# Examples of questionable customizing a Tin Boat



## Kismet (Jun 1, 2015)

How many extreme examples have you seen of odd or eccentric paint jobs on tin boats? I was cruising Craig's List and came across this poor thing. It took WORK to make the boat look like this. :roll: 

Believe it is a 1959 Alumacraft.




#-o :? [-o< 

Who else has examples of ... let's call it "lapses in judgement?" (Yeah, I know, it's their boat, but jeez.)


----------



## SumDumGuy (Jun 1, 2015)

How'd you get a pic of my boat? You don't like my paint job?



j/k


----------



## Jim (Jun 1, 2015)

He should of matched the motor, that is crap.


----------



## ggoldy (Jun 1, 2015)

theft deterrent


----------



## WaterWaif (Jun 1, 2015)

Can't tell if the water is on fire or the passengers are bleeding,
(arterially mass spurting from sharks/gators/ hippo's, maybe all attacking at once).


----------



## TexasLoneStar56 (Jun 1, 2015)

:LOL2: :LOL2: :LOL2:


----------



## juggernot (Jun 2, 2015)

I like it.


----------



## Boatfloater1989 (Jun 2, 2015)

I like it too at least its not olive green or plain aluminum can't blame the guy for creativity


----------



## wormil (Jun 2, 2015)




----------



## onthewater102 (Jun 3, 2015)

Those are tin pontoons under there...not sure if it counts


----------



## sonny.barile (Jun 3, 2015)

Nothing for nothing but those guys look pretty relaxed to me. \/


----------



## surfman (Jun 4, 2015)

That actually looks like a good idea.


----------



## PBRMINER (Jun 11, 2015)

Although I wouldn't paint a boat like that, I admire their creativity more so than the guy who lets his boat go to sh** then expects top dollar for it when it's time to sell


----------



## RiverBottomOutdoors (Jun 11, 2015)

I like the flames. I'm sure the guy that did shares my sense of humor.


----------



## MrSimon (Jun 12, 2015)

I would totally fish out of that boat with flames.

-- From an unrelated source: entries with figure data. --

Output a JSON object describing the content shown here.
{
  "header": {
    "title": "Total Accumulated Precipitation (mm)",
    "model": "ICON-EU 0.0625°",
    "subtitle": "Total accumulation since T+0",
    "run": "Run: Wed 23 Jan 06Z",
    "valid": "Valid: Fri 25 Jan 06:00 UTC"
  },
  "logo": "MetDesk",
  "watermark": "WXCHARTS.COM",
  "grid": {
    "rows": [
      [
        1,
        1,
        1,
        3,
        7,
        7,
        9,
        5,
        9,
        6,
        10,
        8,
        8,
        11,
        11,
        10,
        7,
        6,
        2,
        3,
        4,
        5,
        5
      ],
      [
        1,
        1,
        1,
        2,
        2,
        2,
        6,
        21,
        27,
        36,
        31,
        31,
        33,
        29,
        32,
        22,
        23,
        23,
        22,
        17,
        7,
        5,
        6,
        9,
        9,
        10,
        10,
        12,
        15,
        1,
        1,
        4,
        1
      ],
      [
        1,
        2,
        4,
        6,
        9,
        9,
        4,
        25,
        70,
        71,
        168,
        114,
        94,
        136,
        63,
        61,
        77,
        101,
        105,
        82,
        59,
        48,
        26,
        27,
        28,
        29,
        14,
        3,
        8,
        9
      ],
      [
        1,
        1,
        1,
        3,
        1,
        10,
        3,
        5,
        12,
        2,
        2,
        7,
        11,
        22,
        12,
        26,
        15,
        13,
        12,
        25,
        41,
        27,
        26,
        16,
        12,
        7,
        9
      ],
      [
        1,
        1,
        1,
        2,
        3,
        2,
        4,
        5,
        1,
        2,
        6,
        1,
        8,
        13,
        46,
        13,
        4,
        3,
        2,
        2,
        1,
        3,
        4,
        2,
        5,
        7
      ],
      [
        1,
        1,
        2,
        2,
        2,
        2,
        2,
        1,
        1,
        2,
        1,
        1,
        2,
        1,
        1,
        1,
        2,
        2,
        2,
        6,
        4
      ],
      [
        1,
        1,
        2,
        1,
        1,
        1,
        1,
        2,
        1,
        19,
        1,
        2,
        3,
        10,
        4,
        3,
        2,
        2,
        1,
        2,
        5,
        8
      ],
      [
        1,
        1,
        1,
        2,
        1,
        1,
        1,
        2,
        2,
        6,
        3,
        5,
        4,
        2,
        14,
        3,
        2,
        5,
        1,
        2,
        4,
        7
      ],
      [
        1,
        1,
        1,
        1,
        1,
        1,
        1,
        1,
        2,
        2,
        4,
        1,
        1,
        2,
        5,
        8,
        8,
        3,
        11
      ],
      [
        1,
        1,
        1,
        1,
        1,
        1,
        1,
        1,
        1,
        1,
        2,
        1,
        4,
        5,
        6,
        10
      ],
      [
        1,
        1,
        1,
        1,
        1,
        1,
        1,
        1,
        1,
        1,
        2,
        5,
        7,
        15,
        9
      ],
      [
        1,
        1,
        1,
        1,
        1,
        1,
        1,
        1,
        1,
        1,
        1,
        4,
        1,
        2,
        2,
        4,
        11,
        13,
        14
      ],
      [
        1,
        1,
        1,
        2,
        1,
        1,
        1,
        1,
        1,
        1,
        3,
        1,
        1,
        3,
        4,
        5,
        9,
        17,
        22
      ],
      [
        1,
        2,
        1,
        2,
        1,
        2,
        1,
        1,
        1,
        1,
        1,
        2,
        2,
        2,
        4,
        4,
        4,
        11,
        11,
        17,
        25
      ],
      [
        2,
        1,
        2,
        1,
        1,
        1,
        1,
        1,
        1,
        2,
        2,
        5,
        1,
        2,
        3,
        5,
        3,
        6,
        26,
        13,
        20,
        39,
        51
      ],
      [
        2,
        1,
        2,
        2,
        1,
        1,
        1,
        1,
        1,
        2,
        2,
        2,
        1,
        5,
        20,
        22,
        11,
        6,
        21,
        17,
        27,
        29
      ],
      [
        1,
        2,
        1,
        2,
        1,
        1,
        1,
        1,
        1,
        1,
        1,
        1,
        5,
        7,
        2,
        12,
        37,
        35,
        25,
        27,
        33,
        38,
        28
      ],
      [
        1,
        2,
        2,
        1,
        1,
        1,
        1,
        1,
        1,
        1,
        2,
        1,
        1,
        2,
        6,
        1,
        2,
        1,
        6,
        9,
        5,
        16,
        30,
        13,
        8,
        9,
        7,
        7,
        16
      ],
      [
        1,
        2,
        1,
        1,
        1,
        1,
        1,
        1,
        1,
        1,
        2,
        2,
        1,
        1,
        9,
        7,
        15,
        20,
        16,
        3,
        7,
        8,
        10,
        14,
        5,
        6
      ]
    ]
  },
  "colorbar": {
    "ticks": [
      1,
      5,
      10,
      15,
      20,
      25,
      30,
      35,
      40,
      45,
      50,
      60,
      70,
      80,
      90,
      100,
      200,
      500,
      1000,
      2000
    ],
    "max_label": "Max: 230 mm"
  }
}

Then I'd spend $40 to paint it and re-sell it on CL for twice what I paid :lol: :lol:


----------



## bobberboy (Jun 12, 2015)

Flames are awesome. You can't have too many flames. Here's my contribution to the world of flames. It was much faster after the flames were put on.


----------



## TexasLoneStar56 (Jun 21, 2015)

:LOL2: :LOL2: :LOL2: 
I just bet it was faster!


----------



## Butthead (Jun 24, 2015)

I actually like the flames a lot...but not enough for my own boat, ha-ha.


----------



## bird35 (Jun 28, 2015)

I have yet to put flames on my boat to make it faster, but I put a Yeti sticker on my Coleman cooler and it keeps ice longer.


----------



## Steve A W (Aug 11, 2015)

Think if they put BIG treble hooks under this they could troll
for the Lochness monster?


----------



## onthewater102 (Aug 12, 2015)

^^^^AWESOME!!!


----------



## sonny.barile (Aug 13, 2015)

butthead

It did not keep ice longer. It was wildly stronger........


----------